El azar es, pues, problemático. Si le debemos lo que somos y lo que tenemos, estaría justificado que se nos arrebatara parte de ello para, por ejemplo, entregárselo a alguien menos afortunado (no sólo nuestras cosas, también nuestro tiempo).

Y en el caso de la política, plantea problemas de legitimidad. Si quien gana las elecciones, o llega al poder, se lo debe a la suerte, carece de legitimidad, pues podría haber sido cualquiera el afortunado. No tiene más derecho a mandar que el que tenía antes de ser elegido.

Con esto se pone en duda, ni más ni menos, uno de los presupuestos fundamentales de lo político: la relación de mando y obediencia. ¿Por qué obedecer a quien la suerte elige? En democracia, la legitimidad se deriva de los resultados electorales: gobierna quien es elegido por el pueblo. Pero, ¿qué ocurre si concluimos que el resultado de las elecciones es azaroso? Si se debe a la suerte, ¿no estamos poniendo en duda la legitimidad del gobierno que sale de las urnas? Del mismo modo que aquél a quien le toca la lotería no tiene más mérito que el que no fue afortunado al comprar el décimo, quien saliera elegido de las urnas no tendría más legitimidad que quien perdiera las elecciones; ¿por qué darle el gobierno entonces?

La suerte está de parte de los que ganan

Puede plantearse de otra manera, ¿y si el premio de la lotería fuera, en lugar de dinero, formar parte del Consejo de Ministros? A quien le tocara el gordo sería primer ministro o presidente de gobierno, los siguientes premios harían ministro a su poseedor, y con la pedrea se rellenarían las Secretarías de Estado y las Direcciones Generales.
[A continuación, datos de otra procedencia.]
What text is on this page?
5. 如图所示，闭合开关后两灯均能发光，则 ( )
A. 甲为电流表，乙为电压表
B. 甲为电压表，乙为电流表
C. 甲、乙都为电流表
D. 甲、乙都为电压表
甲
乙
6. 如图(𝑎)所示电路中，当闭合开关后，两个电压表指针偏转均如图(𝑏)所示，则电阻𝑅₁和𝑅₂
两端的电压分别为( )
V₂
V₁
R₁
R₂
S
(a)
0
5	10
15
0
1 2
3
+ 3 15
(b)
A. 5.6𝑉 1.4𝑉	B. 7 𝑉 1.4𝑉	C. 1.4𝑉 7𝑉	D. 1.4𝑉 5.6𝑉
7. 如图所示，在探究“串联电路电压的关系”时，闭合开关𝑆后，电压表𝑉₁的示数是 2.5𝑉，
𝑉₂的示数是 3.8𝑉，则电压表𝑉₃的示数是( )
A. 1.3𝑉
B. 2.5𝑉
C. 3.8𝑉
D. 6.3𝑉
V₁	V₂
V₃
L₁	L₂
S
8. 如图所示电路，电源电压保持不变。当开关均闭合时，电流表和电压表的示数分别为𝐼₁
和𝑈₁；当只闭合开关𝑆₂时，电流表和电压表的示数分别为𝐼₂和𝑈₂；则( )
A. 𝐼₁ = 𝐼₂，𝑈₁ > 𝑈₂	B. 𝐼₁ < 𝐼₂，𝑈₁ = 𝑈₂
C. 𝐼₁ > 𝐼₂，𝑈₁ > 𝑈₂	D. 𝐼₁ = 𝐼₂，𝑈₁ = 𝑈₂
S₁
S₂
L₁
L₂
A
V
Debemos preguntarnos hasta qué punto estaríamos dispuestos a conceder legitimidad a un gobierno nombrado de este modo. ¿Por qué tendríamos que obedecer? La primera respuesta que viene a la cabeza es que si todos podemos estar de acuerdo en las reglas del juego, todos tenemos que cumplirlas. Sin embargo, esto no está tan claro: si cuando voy a cruzar un parque alguien me dice que hay una probabilidad de que me atraquen pero, aún así, decido cruzarlo, ello no quiere decir que, en el caso de que finalmente me atraquen, esté de acuerdo con ello.

El politólogo Eric Voegelin contaba que Kuyuk Khan, cuando llevó sus conquistas hasta el corazón de Europa, respondió a los mensajeros del Papa Inocencio IV y el rey de Francia, que le preguntaban qué falta habían cometido magiares y cristianos para que los conquistara, lo siguiente: “El Dios eterno mató y destruyó a los hombres de esos reinos. Si no por orden de Dios, ¿cómo podría alguien matar, cómo podría tomar por su sola fuerza?” Es decir, si el Khan ganaba las batallas era porque Dios estaba de su parte. La suerte en el campo de batalla era el reflejo de un orden superior que se ponía de manifiesto. La legitimidad del poder se derivaba, por tanto, de la creencia en la existencia de ese orden que debería reflejarse en este mundo. Cuando se tiene esa idea del azar, el sorteo de algunos cargos públicos como hacían los atenienses, no supone un problema de legitimidad.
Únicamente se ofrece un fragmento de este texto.